Fontana Paperbacks: In the UK, Fontana Books first published a version in 1955 priced 2/6 featuring a crouching woman holding a gun to a man’s neck. This cover was changed in 1961 (Fontana’s 5th impression) to Barbara Walton’s fairly boring cover of a man on a staircase. In 1963, for Fontana’s 6th impression, we get the iconic Tom Adams cover which was one of his earliest images. Fontana was still using the yellow band on the bottom on the front cover at this time. In 1968, for Fontana’s 9th impression, the cover art was freshened up with an image from Ian Robinson with the revolver in the basket of eggs. Commonly mistaken as one of Tom Adams’ images, this is one of the 13 book covers Robinson did for Fontana. Fontana’s new design of the white band at the top and bottom of the front panel was now being used. All of these Fontana editions are fairly easy to locate with a bit of patience and most can be acquired for £5 - £15 UK depending on condition.

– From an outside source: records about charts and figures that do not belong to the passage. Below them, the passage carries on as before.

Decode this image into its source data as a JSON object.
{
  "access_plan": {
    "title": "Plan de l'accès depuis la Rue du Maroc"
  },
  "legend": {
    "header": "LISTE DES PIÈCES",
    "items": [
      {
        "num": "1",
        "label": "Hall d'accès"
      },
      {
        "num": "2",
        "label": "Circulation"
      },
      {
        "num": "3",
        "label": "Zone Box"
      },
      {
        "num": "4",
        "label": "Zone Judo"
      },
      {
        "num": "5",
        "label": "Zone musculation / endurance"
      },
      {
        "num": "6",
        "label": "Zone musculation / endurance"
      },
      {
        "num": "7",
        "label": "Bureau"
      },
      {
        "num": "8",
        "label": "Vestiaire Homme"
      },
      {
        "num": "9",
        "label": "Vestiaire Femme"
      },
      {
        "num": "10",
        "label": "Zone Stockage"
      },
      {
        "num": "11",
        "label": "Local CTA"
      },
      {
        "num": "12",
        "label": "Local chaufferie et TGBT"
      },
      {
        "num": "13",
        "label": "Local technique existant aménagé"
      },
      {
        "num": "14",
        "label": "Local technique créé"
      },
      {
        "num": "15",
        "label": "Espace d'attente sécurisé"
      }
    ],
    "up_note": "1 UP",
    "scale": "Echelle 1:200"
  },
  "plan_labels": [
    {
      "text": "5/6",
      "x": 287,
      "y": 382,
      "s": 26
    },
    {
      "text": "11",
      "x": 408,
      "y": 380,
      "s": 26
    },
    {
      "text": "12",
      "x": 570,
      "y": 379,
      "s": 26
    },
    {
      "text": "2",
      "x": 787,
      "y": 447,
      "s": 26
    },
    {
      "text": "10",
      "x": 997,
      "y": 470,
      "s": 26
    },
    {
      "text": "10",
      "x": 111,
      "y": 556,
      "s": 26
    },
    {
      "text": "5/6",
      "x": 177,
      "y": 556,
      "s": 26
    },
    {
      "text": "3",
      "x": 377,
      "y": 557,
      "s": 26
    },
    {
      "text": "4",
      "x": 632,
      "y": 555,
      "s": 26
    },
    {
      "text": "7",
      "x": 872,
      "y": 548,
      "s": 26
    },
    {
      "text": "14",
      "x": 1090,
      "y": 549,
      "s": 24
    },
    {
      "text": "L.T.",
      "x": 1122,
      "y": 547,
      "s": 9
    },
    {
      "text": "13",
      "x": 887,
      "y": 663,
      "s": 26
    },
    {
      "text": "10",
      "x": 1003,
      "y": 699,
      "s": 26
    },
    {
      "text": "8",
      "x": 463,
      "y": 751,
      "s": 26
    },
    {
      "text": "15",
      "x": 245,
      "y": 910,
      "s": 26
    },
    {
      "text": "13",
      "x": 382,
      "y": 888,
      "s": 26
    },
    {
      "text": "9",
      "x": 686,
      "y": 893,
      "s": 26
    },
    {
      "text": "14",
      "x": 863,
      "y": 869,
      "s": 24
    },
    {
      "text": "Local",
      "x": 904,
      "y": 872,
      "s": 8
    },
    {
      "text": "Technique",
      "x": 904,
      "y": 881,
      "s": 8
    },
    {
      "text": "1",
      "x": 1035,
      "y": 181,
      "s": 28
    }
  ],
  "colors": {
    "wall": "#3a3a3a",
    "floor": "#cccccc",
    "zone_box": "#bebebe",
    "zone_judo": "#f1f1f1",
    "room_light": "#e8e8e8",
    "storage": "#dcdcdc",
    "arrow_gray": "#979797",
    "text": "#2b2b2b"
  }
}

Over the years many more versions of this book have been created with covers that typically focused on the swimming pool as the iconic image. Some publishers took different approaches. All of these paperbacks from 1970 onwards are easy to find and sell for typical used book prices.

The most recent quasi-collectible printing is the 2008 HarperCollins facsimile edition. Generally the facsimile editions are more appealing for the early golden age cover art of the 1920-1930 editions. But staying true to the mission of this series HarperCollins printed a replica of the bland 1946 Collins jacket with an added wraparound band that carried their logo. While many sellers still aspire to high valuations, recent sales imply copies of this book in fine condition can be acquired for around $25.

Summary: As shown, collectors of Christie could stay busy just focusing on collecting all books related to a single title such as The Hollow. This article hasn’t even touched on all the foreign language editions. While few of these books offer tremendous growth potential, the true first edition from Dodd Mead, along with the Collins Canadian, UK and Indian editions offer the best long-term potential for appreciation. The play version is something that should be read by fans of this novel because it provided Christie an opportunity to present the story without Poirot – something she had wanted to do. However, for pure enjoyment, the broad range of wonderful paperbacks will give the collector plenty of versions to hunt for online, in bookstores or at boot sales. Whether you enjoy collecting magazines, hardbacks or paperbacks, hopefully this article has provided you with some insights that will enhance your enjoyment of this novel.